TOPROL-XL is contraindicated in severe bradycardia, heart block greater than first degree, cardiogenic shock, decompensated cardiac failure, and sick sinus syndrome (unless a permanent pacemaker is in place).
Patients taking TOPROL-XL should avoid abrupt cessation of therapy. Following abrupt cessation of therapy with certain beta-blocking agents, exacerbations of angina pectoris and, in some cases, myocardial infarction have occurred. The dosage should be reduced gradually over a one-to-two week period and the patient should be carefully monitored.
As with other beta-blockers, TOPROL-XL should be used with caution in patients who have diabetes, bronchospastic disease, thyrotoxicosis, peripheral vascular disease, who are undergoing major surgery, or who take calcium channel blockers of the verapamil and diltiazem type.

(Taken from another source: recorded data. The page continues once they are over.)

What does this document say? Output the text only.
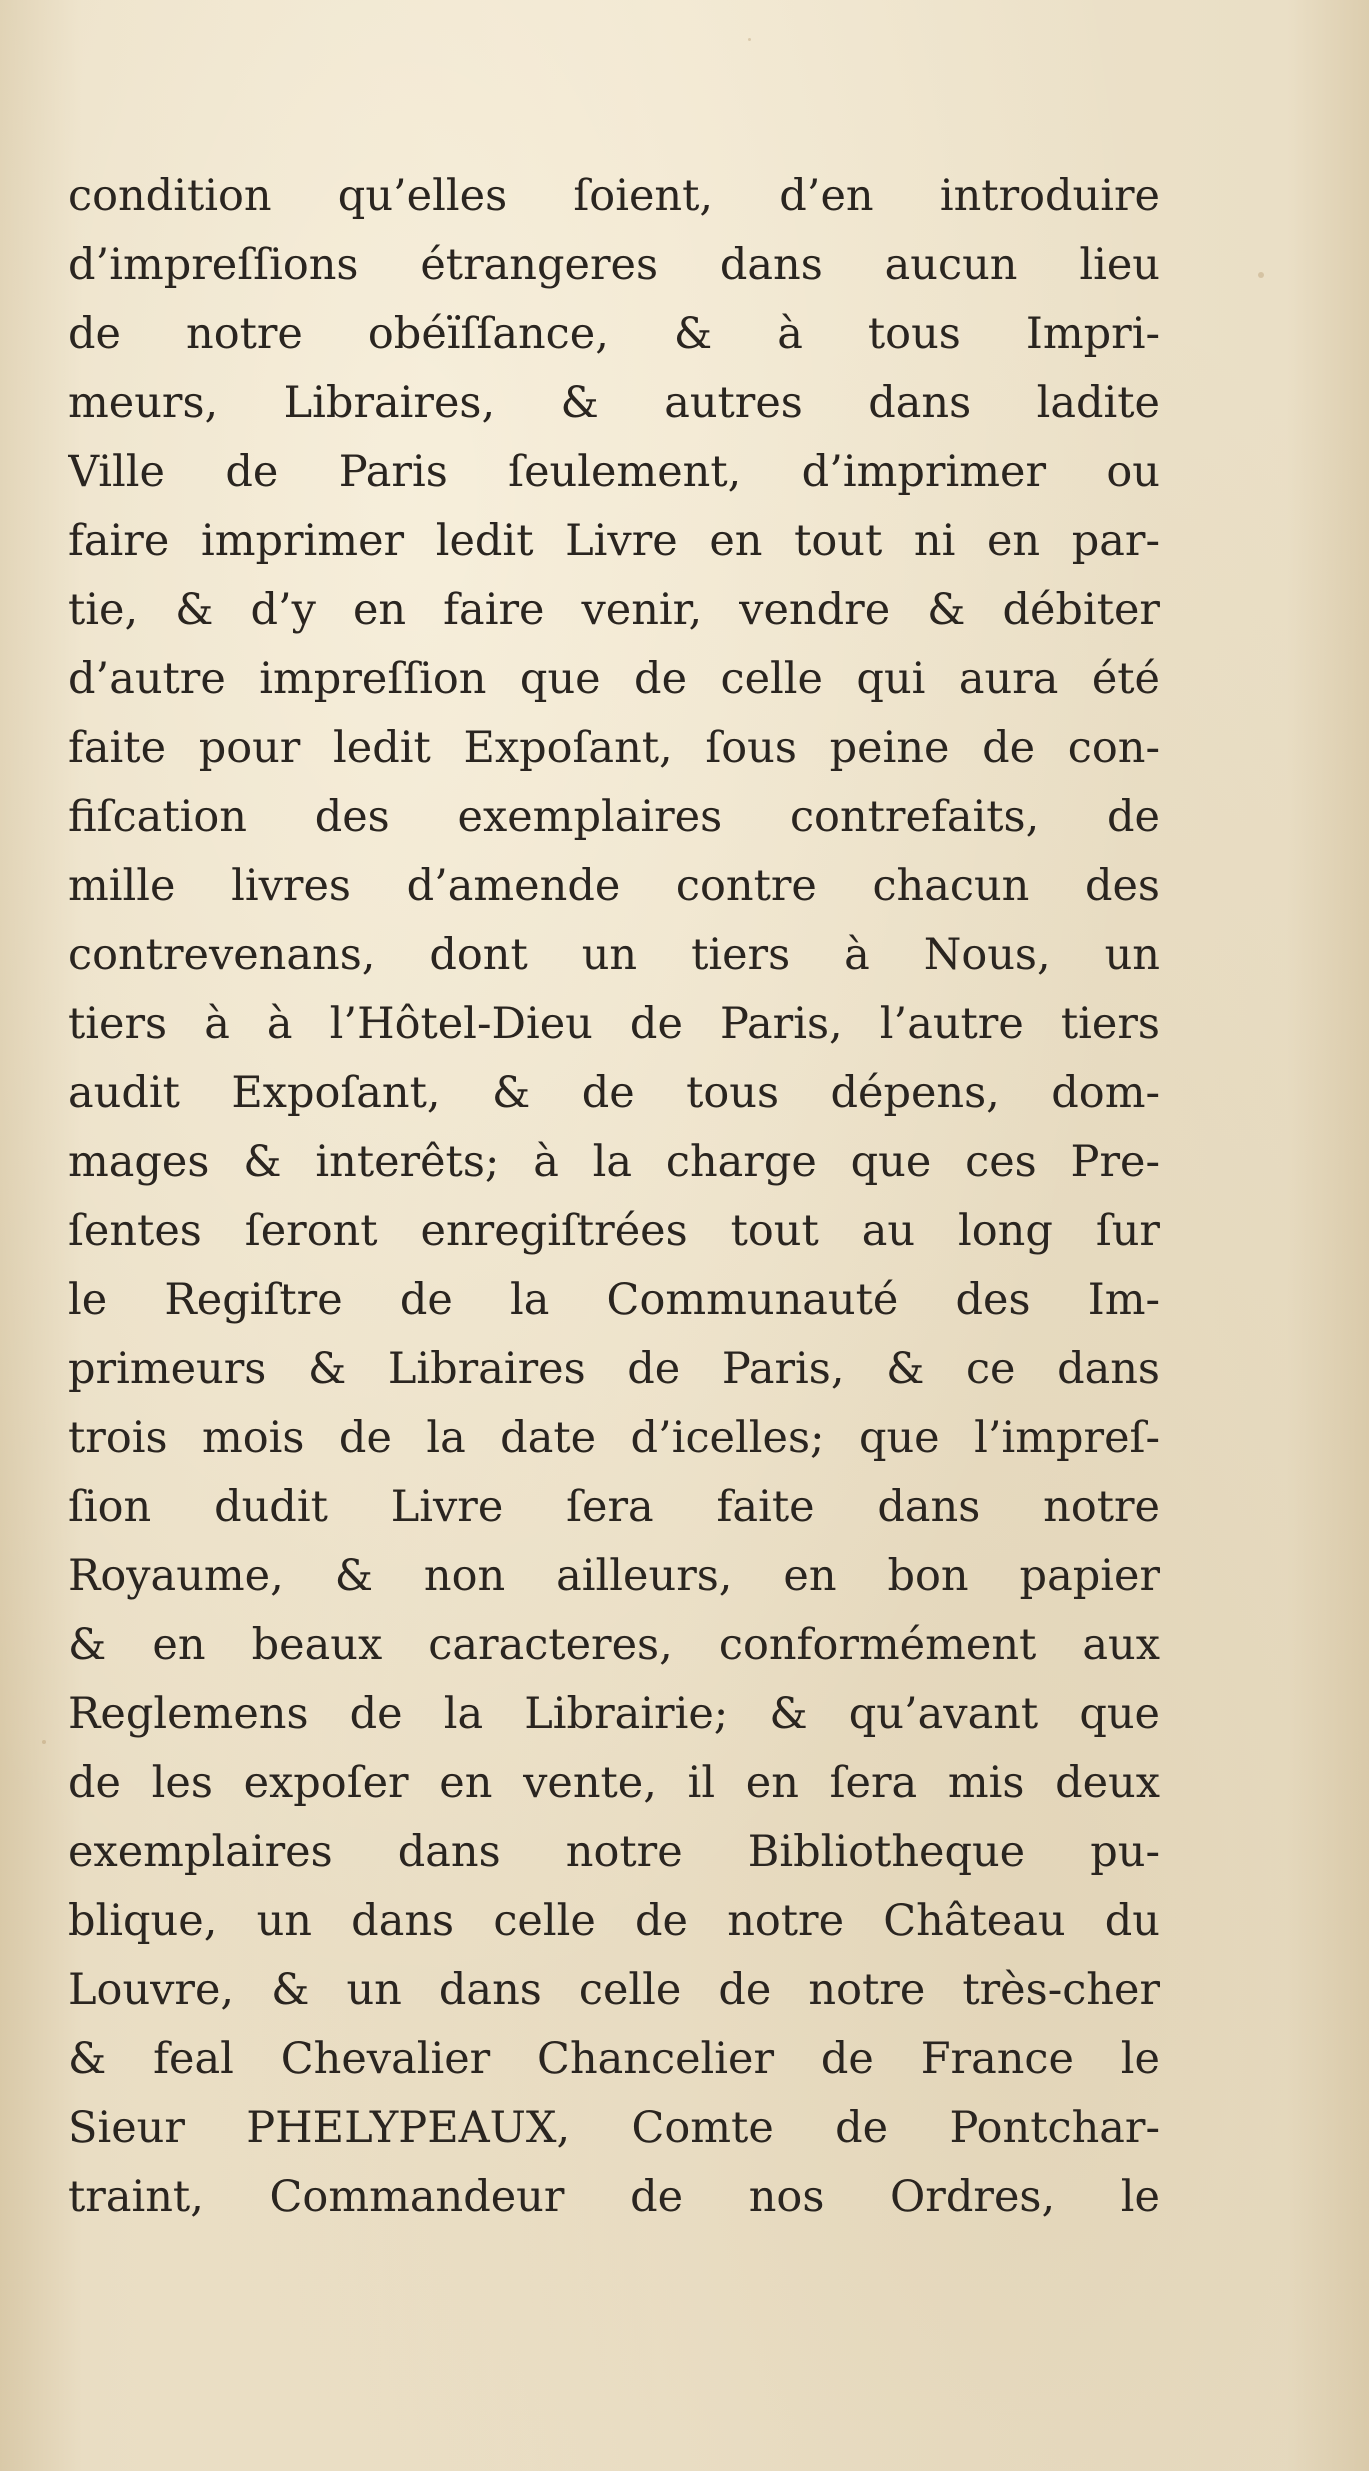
condition qu’elles ſoient, d’en introduire
d’impreſſions étrangeres dans aucun lieu
de notre obéïſſance, & à tous Impri-
meurs, Libraires, & autres dans ladite
Ville de Paris ſeulement, d’imprimer ou
faire imprimer ledit Livre en tout ni en par-
tie, & d’y en faire venir, vendre & débiter
d’autre impreſſion que de celle qui aura été
faite pour ledit Expoſant, ſous peine de con-
fiſcation des exemplaires contrefaits, de
mille livres d’amende contre chacun des
contrevenans, dont un tiers à Nous, un
tiers à à l’Hôtel-Dieu de Paris, l’autre tiers
audit Expoſant, & de tous dépens, dom-
mages & interêts; à la charge que ces Pre-
ſentes ſeront enregiſtrées tout au long ſur
le Regiſtre de la Communauté des Im-
primeurs & Libraires de Paris, & ce dans
trois mois de la date d’icelles; que l’impreſ-
ſion dudit Livre ſera faite dans notre
Royaume, & non ailleurs, en bon papier
& en beaux caracteres, conformément aux
Reglemens de la Librairie; & qu’avant que
de les expoſer en vente, il en ſera mis deux
exemplaires dans notre Bibliotheque pu-
blique, un dans celle de notre Château du
Louvre, & un dans celle de notre très-cher
& feal Chevalier Chancelier de France le
Sieur PHELYPEAUX, Comte de Pontchar-
traint, Commandeur de nos Ordres, le
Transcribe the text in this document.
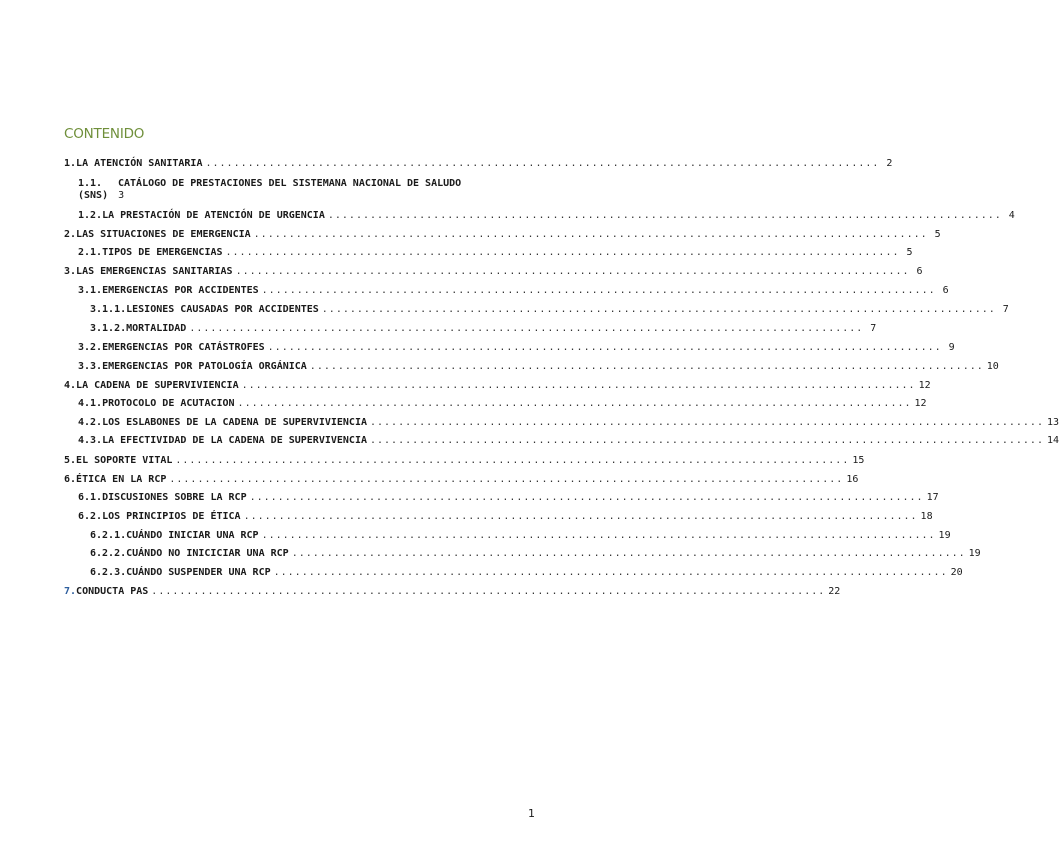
CONTENIDO
1. LA ATENCIÓN SANITARIA ................................................................................................ 2
1.1.	CATÁLOGO DE PRESTACIONES DEL SISTEMANA NACIONAL DE SALUDO
(SNS) 3
1.2. LA PRESTACIÓN DE ATENCIÓN DE URGENCIA ................................................................................................ 4
2. LAS SITUACIONES DE EMERGENCIA ................................................................................................ 5
2.1. TIPOS DE EMERGENCIAS ................................................................................................ 5
3. LAS EMERGENCIAS SANITARIAS ................................................................................................ 6
3.1. EMERGENCIAS POR ACCIDENTES ................................................................................................ 6
3.1.1. LESIONES CAUSADAS POR ACCIDENTES ................................................................................................ 7
3.1.2. MORTALIDAD ................................................................................................ 7
3.2. EMERGENCIAS POR CATÁSTROFES ................................................................................................ 9
3.3. EMERGENCIAS POR PATOLOGÍA ORGÁNICA ................................................................................................ 10
4. LA CADENA DE SUPERVIVIENCIA ................................................................................................ 12
4.1. PROTOCOLO DE ACUTACION ................................................................................................ 12
4.2. LOS ESLABONES DE LA CADENA DE SUPERVIVIENCIA ................................................................................................ 13
4.3. LA EFECTIVIDAD DE LA CADENA DE SUPERVIVENCIA ................................................................................................ 14
5. EL SOPORTE VITAL ................................................................................................ 15
6. ÉTICA EN LA RCP ................................................................................................ 16
6.1. DISCUSIONES SOBRE LA RCP ................................................................................................ 17
6.2. LOS PRINCIPIOS DE ÉTICA ................................................................................................ 18
6.2.1. CUÁNDO INICIAR UNA RCP ................................................................................................ 19
6.2.2. CUÁNDO NO INICICIAR UNA RCP ................................................................................................ 19
6.2.3. CUÁNDO SUSPENDER UNA RCP ................................................................................................ 20
7. CONDUCTA PAS ................................................................................................ 22
1
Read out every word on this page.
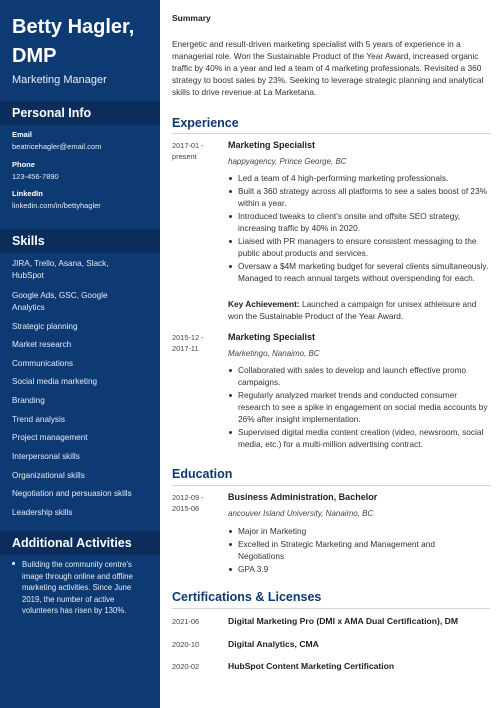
Betty Hagler, DMP
Marketing Manager
Personal Info
Email
beatricehagler@email.com
Phone
123-456-7890
LinkedIn
linkedin.com/in/bettyhagler
Skills
JIRA, Trello, Asana, Slack, HubSpot
Google Ads, GSC, Google Analytics
Strategic planning
Market research
Communications
Social media marketing
Branding
Trend analysis
Project management
Interpersonal skills
Organizational skills
Negotiation and persuasion skills
Leadership skills
Additional Activities
Building the community centre's image through online and offline marketing activities. Since June 2019, the number of active volunteers has risen by 130%.
Summary
Energetic and result-driven marketing specialist with 5 years of experience in a managerial role. Won the Sustainable Product of the Year Award, increased organic traffic by 40% in a year and led a team of 4 marketing professionals. Revisited a 360 strategy to boost sales by 23%. Seeking to leverage strategic planning and analytical skills to drive revenue at La Marketana.
Experience
2017-01 - present
Marketing Specialist
happyagency, Prince George, BC
Led a team of 4 high-performing marketing professionals.
Built a 360 strategy across all platforms to see a sales boost of 23% within a year.
Introduced tweaks to client's onsite and offsite SEO strategy, increasing traffic by 40% in 2020.
Liaised with PR managers to ensure consistent messaging to the public about products and services.
Oversaw a $4M marketing budget for several clients simultaneously. Managed to reach annual targets without overspending for each.
Key Achievement: Launched a campaign for unisex athleisure and won the Sustainable Product of the Year Award.
2015-12 - 2017-11
Marketing Specialist
Marketingo, Nanaimo, BC
Collaborated with sales to develop and launch effective promo campaigns.
Regularly analyzed market trends and conducted consumer research to see a spike in engagement on social media accounts by 26% after insight implementation.
Supervised digital media content creation (video, newsroom, social media, etc.) for a multi-million advertising contract.
Education
2012-09 - 2015-06
Business Administration, Bachelor
ancouver Island University, Nanaimo, BC
Major in Marketing
Excelled in Strategic Marketing and Management and Negotiations
GPA 3.9
Certifications & Licenses
2021-06	Digital Marketing Pro (DMI x AMA Dual Certification), DM
2020-10	Digital Analytics, CMA
2020-02	HubSpot Content Marketing Certification
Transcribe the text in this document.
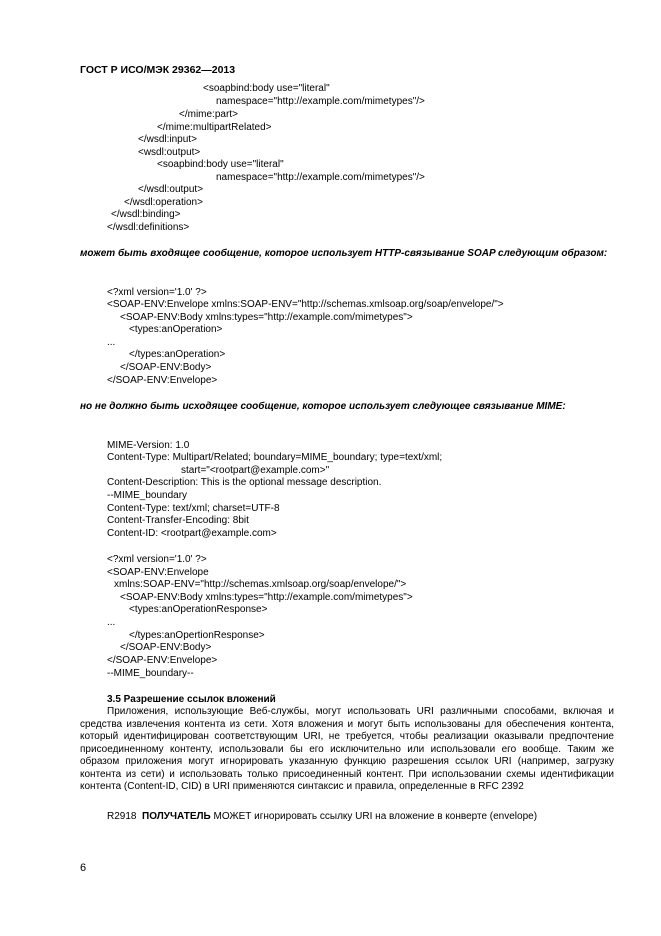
ГОСТ Р ИСО/МЭК 29362—2013
<soapbind:body use="literal"
namespace="http://example.com/mimetypes"/>
</mime:part>
</mime:multipartRelated>
</wsdl:input>
<wsdl:output>
<soapbind:body use="literal"
namespace="http://example.com/mimetypes"/>
</wsdl:output>
</wsdl:operation>
</wsdl:binding>
</wsdl:definitions>
может быть входящее сообщение, которое использует HTTP-связывание SOAP следующим образом:
<?xml version='1.0' ?>
<SOAP-ENV:Envelope xmlns:SOAP-ENV="http://schemas.xmlsoap.org/soap/envelope/">
<SOAP-ENV:Body xmlns:types="http://example.com/mimetypes">
<types:anOperation>
...
</types:anOperation>
</SOAP-ENV:Body>
</SOAP-ENV:Envelope>
но не должно быть исходящее сообщение, которое использует следующее связывание MIME:
MIME-Version: 1.0
Content-Type: Multipart/Related; boundary=MIME_boundary; type=text/xml;
start="<rootpart@example.com>"
Content-Description: This is the optional message description.
--MIME_boundary
Content-Type: text/xml; charset=UTF-8
Content-Transfer-Encoding: 8bit
Content-ID: <rootpart@example.com>
<?xml version='1.0' ?>
<SOAP-ENV:Envelope
xmlns:SOAP-ENV="http://schemas.xmlsoap.org/soap/envelope/">
<SOAP-ENV:Body xmlns:types="http://example.com/mimetypes">
<types:anOperationResponse>
...
</types:anOpertionResponse>
</SOAP-ENV:Body>
</SOAP-ENV:Envelope>
--MIME_boundary--
3.5 Разрешение ссылок вложений
Приложения, использующие Веб-службы, могут использовать URI различными способами, включая и средства извлечения контента из сети. Хотя вложения и могут быть использованы для обеспечения контента, который идентифицирован соответствующим URI, не требуется, чтобы реализации оказывали предпочтение присоединенному контенту, использовали бы его исключительно или использовали его вообще. Таким же образом приложения могут игнорировать указанную функцию разрешения ссылок URI (например, загрузку контента из сети) и использовать только присоединенный контент. При использовании схемы идентификации контента (Content-ID, CID) в URI применяются синтаксис и правила, определенные в RFC 2392
R2918 ПОЛУЧАТЕЛЬ МОЖЕТ игнорировать ссылку URI на вложение в конверте (envelope)
6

In patients with hypertension or angina pectoris, the most common side effects with TOPROL-XL are tiredness (10%), depression (5%), diarrhea (5%), itching or rash (5%), shortness of breath (3%), and bradycardia (3%).
About Hypertension in Children
Hypertension is estimated to affect more than 50 million adults. Although hypertension is more prevalent in adults, it is occurring with increasing frequency in children as well. The changing epidemiology of pediatric hypertension is attributed to a rise in childhood obesity, inactivity, and poor dietary habits. The typical pediatric patient with hypertension is most commonly an otherwise healthy child with obesity and associated cardiovascular risk factors.
These observations suggest that the trend of decreasing cardiovascular disease in adults observed over the past 50 years may be reversed as the current population of hypertensive children and adolescents grow into adulthood. Hypertension in childhood is considered a chronic medical condition and may require long-term treatment. Thus, early recognition and intervention for hypertension is recommended to begin in childhood by the National High Blood Pressure Education Program Working Group on High Blood Pressure in Children and Adolescents.